Heidegger (GA36-37) – a dúvida cartesiana

HEIDEGGER, Martin. Ser e Verdade. 1. A questão fundamental da filosofia. 2. Da essência da verdade. Tr. Emmanuel Carneiro Leão. Petrópolis: Petrópolis, 2007, p. 53-54

Com o propósito de determinar a posição real de Descartes na história da filosofia ocidental, no tocante às questões fundamentais, e ao fazê-lo, realçar o predomínio decisivo da ideia matemática do método, afirmo o seguinte:

1. a radicalidade da dúvida de Descartes e o vigor da nova fundamentação da filosofia e do saber em geral é uma aparência e, assim, fonte de ilusões fatais, hoje, muito difíceis de serem eliminadas;

2. este pretenso novo princípio da filosofia moderna, com Descartes, não apenas não consiste, como é, sobretudo, o início de mais uma decadência da filosofia. Descartes não leva a filosofia de volta para si mesma, para seu fundo e seu chão, mas a distancia mais ainda do questionamento da questão fundamental.

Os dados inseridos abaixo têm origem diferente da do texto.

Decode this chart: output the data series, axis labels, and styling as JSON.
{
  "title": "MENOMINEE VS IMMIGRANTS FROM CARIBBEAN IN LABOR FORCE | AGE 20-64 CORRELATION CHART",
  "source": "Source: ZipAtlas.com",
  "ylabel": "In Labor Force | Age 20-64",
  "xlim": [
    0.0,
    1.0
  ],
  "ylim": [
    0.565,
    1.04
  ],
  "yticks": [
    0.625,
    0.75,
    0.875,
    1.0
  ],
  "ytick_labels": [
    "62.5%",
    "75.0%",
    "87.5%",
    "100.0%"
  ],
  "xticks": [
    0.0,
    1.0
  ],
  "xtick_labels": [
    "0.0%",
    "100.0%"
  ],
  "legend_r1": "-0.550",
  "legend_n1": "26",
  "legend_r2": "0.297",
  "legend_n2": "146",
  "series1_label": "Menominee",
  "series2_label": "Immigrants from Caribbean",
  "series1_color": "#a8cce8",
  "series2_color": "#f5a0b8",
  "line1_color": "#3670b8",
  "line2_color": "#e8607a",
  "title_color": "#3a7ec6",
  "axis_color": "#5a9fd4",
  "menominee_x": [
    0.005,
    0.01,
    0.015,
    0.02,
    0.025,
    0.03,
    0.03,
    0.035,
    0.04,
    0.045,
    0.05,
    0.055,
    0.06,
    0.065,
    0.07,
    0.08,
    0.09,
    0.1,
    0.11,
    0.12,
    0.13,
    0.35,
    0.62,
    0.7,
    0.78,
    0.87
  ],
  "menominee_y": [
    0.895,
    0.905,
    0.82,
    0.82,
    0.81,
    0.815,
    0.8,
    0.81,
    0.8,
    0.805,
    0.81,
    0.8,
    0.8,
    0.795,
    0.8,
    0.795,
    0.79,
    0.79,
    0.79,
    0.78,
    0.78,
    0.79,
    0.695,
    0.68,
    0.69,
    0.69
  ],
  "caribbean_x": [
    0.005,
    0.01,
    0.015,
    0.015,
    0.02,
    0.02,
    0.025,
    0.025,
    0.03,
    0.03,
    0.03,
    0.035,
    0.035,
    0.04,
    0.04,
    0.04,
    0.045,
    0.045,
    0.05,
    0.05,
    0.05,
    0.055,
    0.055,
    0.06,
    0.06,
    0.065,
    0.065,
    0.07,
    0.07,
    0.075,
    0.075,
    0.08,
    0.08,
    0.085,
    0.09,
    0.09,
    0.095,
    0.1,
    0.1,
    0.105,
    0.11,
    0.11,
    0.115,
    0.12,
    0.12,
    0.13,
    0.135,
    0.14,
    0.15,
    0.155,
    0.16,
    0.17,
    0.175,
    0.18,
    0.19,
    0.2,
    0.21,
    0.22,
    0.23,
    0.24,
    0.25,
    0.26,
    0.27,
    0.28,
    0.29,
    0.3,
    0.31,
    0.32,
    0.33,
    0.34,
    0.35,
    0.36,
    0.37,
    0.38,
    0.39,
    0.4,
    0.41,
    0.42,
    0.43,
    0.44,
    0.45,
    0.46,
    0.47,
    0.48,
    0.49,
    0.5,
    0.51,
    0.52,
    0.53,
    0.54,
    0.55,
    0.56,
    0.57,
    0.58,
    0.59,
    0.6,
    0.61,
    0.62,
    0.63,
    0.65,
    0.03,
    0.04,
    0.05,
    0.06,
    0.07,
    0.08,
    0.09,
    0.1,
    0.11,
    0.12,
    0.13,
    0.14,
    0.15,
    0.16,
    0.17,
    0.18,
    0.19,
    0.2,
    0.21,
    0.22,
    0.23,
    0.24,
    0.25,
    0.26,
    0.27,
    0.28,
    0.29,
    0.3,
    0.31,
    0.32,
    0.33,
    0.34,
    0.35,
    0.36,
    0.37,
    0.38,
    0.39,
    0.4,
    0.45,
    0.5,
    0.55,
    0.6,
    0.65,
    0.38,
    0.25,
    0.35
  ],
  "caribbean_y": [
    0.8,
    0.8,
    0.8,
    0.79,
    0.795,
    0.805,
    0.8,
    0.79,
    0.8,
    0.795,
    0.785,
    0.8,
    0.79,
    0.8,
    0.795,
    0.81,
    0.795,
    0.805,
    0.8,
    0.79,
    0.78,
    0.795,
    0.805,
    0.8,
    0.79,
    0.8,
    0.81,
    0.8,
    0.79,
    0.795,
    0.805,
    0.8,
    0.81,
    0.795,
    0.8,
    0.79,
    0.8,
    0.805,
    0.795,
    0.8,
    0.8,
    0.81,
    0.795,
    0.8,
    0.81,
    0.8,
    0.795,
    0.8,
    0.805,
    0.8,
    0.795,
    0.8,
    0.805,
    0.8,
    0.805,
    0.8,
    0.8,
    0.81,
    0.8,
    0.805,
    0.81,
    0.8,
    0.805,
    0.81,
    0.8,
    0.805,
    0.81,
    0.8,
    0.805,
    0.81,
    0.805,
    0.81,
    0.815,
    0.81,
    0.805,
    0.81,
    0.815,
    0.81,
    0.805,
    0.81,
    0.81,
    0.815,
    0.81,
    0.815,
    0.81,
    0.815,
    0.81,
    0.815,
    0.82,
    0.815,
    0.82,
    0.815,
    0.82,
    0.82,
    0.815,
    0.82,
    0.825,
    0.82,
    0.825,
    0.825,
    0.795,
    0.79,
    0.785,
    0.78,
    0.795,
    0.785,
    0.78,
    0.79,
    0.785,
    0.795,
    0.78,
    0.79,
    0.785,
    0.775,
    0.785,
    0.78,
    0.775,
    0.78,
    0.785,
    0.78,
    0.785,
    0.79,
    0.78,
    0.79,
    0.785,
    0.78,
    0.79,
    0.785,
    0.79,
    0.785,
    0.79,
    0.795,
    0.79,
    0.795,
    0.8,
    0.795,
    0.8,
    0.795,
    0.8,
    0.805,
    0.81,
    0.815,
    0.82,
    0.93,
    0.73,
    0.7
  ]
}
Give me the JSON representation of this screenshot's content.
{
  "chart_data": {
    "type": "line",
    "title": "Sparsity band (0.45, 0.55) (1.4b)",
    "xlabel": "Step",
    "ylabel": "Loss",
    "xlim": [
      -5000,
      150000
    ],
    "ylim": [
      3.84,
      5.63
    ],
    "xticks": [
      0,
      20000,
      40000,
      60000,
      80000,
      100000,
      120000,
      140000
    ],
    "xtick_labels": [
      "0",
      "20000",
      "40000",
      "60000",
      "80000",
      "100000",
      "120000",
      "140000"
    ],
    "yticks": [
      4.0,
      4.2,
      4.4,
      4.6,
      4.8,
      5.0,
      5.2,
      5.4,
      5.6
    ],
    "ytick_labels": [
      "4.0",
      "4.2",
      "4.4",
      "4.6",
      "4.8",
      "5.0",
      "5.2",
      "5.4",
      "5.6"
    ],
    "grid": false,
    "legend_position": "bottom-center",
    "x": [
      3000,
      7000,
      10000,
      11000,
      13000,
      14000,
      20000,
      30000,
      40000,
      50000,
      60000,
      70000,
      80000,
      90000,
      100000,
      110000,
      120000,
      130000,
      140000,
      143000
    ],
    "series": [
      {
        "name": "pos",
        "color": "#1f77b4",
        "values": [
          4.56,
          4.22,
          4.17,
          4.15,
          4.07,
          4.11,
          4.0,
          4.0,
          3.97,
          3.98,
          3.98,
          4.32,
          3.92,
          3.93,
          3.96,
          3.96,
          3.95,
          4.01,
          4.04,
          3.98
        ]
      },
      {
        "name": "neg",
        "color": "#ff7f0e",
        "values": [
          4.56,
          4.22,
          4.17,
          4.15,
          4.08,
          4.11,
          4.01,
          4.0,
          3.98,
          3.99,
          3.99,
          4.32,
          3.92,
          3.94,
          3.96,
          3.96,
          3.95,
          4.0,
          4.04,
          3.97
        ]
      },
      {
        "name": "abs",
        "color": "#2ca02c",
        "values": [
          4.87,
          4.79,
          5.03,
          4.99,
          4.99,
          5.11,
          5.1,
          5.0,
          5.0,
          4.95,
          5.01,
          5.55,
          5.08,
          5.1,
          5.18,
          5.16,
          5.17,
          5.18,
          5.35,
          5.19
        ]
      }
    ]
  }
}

α) A dúvida metódica como caminho do indubitável. O mais simples e o mais evidente é o fundamento

Trata-se de provar essas afirmações no seu contexto. Tal proposta é, ao mesmo tempo, a primeira estocada num ataque geral, que visa a Hegel. Antes, porém, deve-se sondar a posição de Descartes com mais nitidez e, sobretudo, ver uma coisa à medida que sua atitude de duvidar e o intuito de dar nova fundamentação correspondem inteiramente à sua ideia diretriz de método.

Muitas vezes chama-se a dúvida cartesiana de “dúvida metódica”. Com isso, entende-se o seguinte: a dúvida não deve ser meta e fim em si mesma, duvidar por duvidar. Pratica-se a dúvida, visando a algo indubitável. A dúvida serve apenas de caminho para a certeza.

Todavia, a dúvida de Descartes é “metódica” ainda num outro sentido, mais profundo e totalmente diferente. A saber, à medida que a dúvida se dá e acontece no sentido e a serviço do que Descartes entende simplesmente por método, isto é, do “matemático”, acima caracterizado. Isso significa: subordinando o filosofar a um pensamento-guia, tal método decide, de antemão, o caráter que deve ter e satisfazer, o que há de se considerar como solo seguro para todo saber. Deve ser algo superlativamente simples, simplicissima propositio, e, com isso, algo absolutamente evidente (intuitus).